Ловлю на ходу генерала. Короткий, вежливый, но откровенно нетерпеливый разговор. Лизюков явно недоволен тем, что его нашли корреспонденты.
— Статью «Искусство побеждать»? Для «Комсомольской правды»? Но об этом должны писать полководцы.
— Вероятно, именно поэтому меня направили к вам…
— Сожалею, но сейчас очень занят.
— Будете ли вы здесь ночью?..
— Нет.
— Не скажете ли вы, где Катуков?..
— Нет.
— Давно ли вы его видели?..
— Вчера.
— Где же мне узнать, где Катуков?..
— У компетентных лиц.
Несколько вежливых фраз в утешение корреспонденту, который так ничего и не добился, и генерал садится в автомашину.
В тот вечер в штабе мне рассказали по секрету, что армию Лизюкова, основную ударную силу которой составляли 2-й и 11-й танковые корпуса, Ставка бережет для каких-то больших дел. «Идет большая игра нервов, сказал мне знакомый офицер. — Тысячи танков с обеих сторон бродят вдоль фронта, концентрируясь то здесь, то там. Кто кого перехитрит и застанет врасплох? Это как в шахматах. Только исход игры совсем другой: гораздо значимее и, если хотите, зловещее…»
Наконец, мне повезло: 19 июня к танкистам Катукова отправлялась, получив разрешение на съемки, группа фронтовых операторов под руководством кинорежиссера Гикова, и я увязался с ними.

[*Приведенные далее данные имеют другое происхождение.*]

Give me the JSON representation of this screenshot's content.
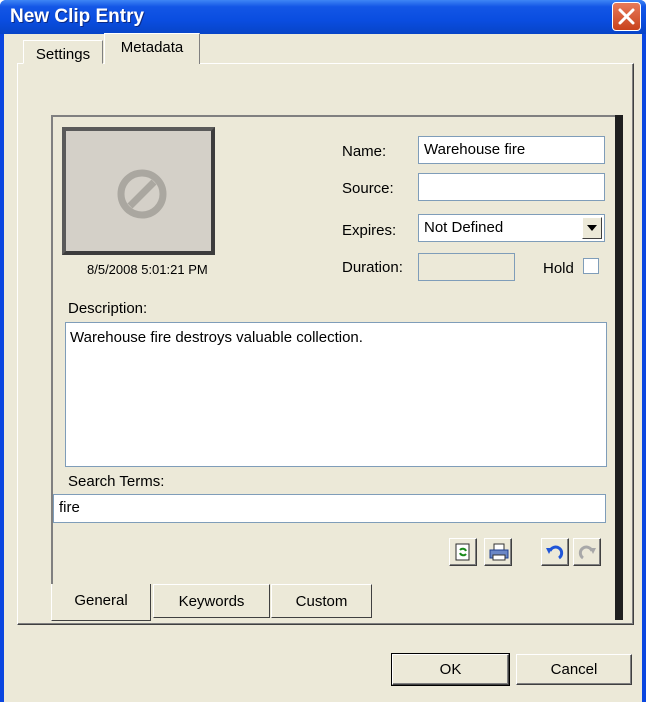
{
  "window": {
    "title": "New Clip Entry",
    "accent": "#0a46e0"
  },
  "tabs": [
    {
      "label": "Settings"
    },
    {
      "label": "Metadata"
    }
  ],
  "thumbnail": {
    "icon": "no-symbol-icon",
    "timestamp": "8/5/2008 5:01:21 PM"
  },
  "fields": {
    "name": {
      "label": "Name:",
      "value": "Warehouse fire"
    },
    "source": {
      "label": "Source:",
      "value": ""
    },
    "expires": {
      "label": "Expires:",
      "value": "Not Defined"
    },
    "duration": {
      "label": "Duration:",
      "value": ""
    },
    "hold": {
      "label": "Hold",
      "checked": false
    }
  },
  "description": {
    "label": "Description:",
    "value": "Warehouse fire destroys valuable collection."
  },
  "search_terms": {
    "label": "Search Terms:",
    "value": "fire"
  },
  "toolbar": [
    "refresh-icon",
    "print-icon",
    "undo-icon",
    "redo-icon"
  ],
  "bottom_tabs": [
    {
      "label": "General"
    },
    {
      "label": "Keywords"
    },
    {
      "label": "Custom"
    }
  ],
  "buttons": {
    "ok": "OK",
    "cancel": "Cancel"
  }
}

Выезжаем на рассвете. Чудесные российские пейзажи: рощи, медлительные реки, яблоневые сады, высокая рожь, стада коров и овец. Мирные, мирные места, даже не верится, что зимой здесь гремели жестокие бои. Только пепелища сожженных деревень напоминают о6 этом. Долго петляем по черноземным проселкам, на которых до сих пор сохранились дорожные указатели, расставленные дотошными немецкими регулировщиками. Наконец в большом селе, утопающем в садах, настигаем отлично замаскировавшийся штаб только что прибывшего неуловимого Катукова.